The manufacturers of Lucentis and Eylea also offer strong resources with patient assistance programs to help subsidize the costs, he said.

“There’s no cost incentive to use one over the other, it’s about efficacy. Some patients start with Avastin and stick with it,” said Caskey. “As a physician I don’t make money on Eylea.”

Once a drug’s price is initially set by CMS and the drug company, they are thereafter non-negotiable under the current system. Even if a drug company wanted to lower the price, they are restricted from doing so. (In California, Proposition 61 on the ballot Nov. 8 could change that.)

Doctors are currently paid 6 percent above cost for buying and storing and managing drugs, but that reimbursement fee could change next year. The Centers for Medicare and Medicaid Services (CMS) has proposed to change reimbursement to 2.5 percent plus a flat $16.80. CMS has stated it intends for the plan to result in savings through “changes in prescribers’ behavior.”

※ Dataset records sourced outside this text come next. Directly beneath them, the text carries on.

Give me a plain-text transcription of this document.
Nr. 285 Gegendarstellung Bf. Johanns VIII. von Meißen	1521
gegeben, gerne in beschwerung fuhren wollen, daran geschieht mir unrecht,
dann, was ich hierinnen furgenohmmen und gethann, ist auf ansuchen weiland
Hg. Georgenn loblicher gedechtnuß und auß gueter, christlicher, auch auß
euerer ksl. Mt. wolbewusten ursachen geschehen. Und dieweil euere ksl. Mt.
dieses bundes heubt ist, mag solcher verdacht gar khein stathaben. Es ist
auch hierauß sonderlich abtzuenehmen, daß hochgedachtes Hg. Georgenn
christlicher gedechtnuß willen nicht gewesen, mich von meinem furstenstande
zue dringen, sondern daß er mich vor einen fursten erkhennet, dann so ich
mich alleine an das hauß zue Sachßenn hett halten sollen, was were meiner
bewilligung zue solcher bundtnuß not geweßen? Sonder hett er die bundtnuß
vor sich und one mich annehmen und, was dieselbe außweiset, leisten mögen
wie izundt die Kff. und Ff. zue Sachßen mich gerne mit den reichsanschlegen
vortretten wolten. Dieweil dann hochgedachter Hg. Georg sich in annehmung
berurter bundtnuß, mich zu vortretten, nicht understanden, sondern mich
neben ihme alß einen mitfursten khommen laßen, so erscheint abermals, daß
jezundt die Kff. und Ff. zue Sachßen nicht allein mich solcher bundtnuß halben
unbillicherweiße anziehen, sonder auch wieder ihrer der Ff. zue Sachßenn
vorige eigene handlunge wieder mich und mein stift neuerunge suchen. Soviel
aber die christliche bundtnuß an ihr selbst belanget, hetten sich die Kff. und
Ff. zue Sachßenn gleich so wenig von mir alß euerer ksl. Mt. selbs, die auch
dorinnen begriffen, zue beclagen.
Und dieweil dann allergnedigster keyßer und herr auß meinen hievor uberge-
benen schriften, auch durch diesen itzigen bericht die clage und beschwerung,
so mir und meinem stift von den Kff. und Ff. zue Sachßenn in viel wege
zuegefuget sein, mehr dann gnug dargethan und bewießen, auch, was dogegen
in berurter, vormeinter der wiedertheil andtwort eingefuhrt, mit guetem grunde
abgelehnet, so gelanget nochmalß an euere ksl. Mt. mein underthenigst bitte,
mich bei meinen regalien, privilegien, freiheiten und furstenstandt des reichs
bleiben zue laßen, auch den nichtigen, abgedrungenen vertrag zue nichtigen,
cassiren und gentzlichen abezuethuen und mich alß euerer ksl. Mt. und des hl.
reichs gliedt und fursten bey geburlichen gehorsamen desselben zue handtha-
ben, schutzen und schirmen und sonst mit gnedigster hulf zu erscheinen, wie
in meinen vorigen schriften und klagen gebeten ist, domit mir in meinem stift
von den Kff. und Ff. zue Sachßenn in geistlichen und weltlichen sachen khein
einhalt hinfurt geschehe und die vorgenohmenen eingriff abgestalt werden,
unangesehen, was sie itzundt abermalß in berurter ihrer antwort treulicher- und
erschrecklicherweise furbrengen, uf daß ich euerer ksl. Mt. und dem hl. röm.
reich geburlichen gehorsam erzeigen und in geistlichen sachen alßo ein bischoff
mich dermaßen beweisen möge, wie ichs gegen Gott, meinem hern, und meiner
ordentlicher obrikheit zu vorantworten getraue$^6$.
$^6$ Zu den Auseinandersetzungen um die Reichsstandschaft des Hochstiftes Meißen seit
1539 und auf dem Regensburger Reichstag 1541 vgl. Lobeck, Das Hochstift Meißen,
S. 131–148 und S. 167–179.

In a statement made in August, Dr. Patrick Conway, CMS deputy administrator for innovation and quality, and chief medical officer, said the proposal is an attempt to rein in rising drug costs by eliminating a disincentive for doctors to prescribe less expensive drugs.

“These models would test how to improve Medicare beneficiaries’ care by aligning incentives to reward value and the most successful patient outcomes,” he said. “The choice of medications for beneficiaries should be driven by the best available evidence, the unique needs of the patient, and what best promotes high quality care.”

With people living longer and after age 80, macular degeneration rates in Caucasians are going to skyrocket, and the need for treatment is going to mushroom, Meffert said.

Drugs with a decreased interval time, and time released or surgical implants will be the next Holy Grail.

Until then, “We would love for Medicare to just buy the drugs and distribute them. Doctors have no desire to act as a pharmacy buying, stocking and running an inventory,” Meffert said. “Normally, it’s between the patient and the insurance company to buy the drugs. We would like to be taken out of the loop. It looks like we’re getting huge paybacks but the expensive drugs are just passing through our hands. It’s a bit of a PR problem.”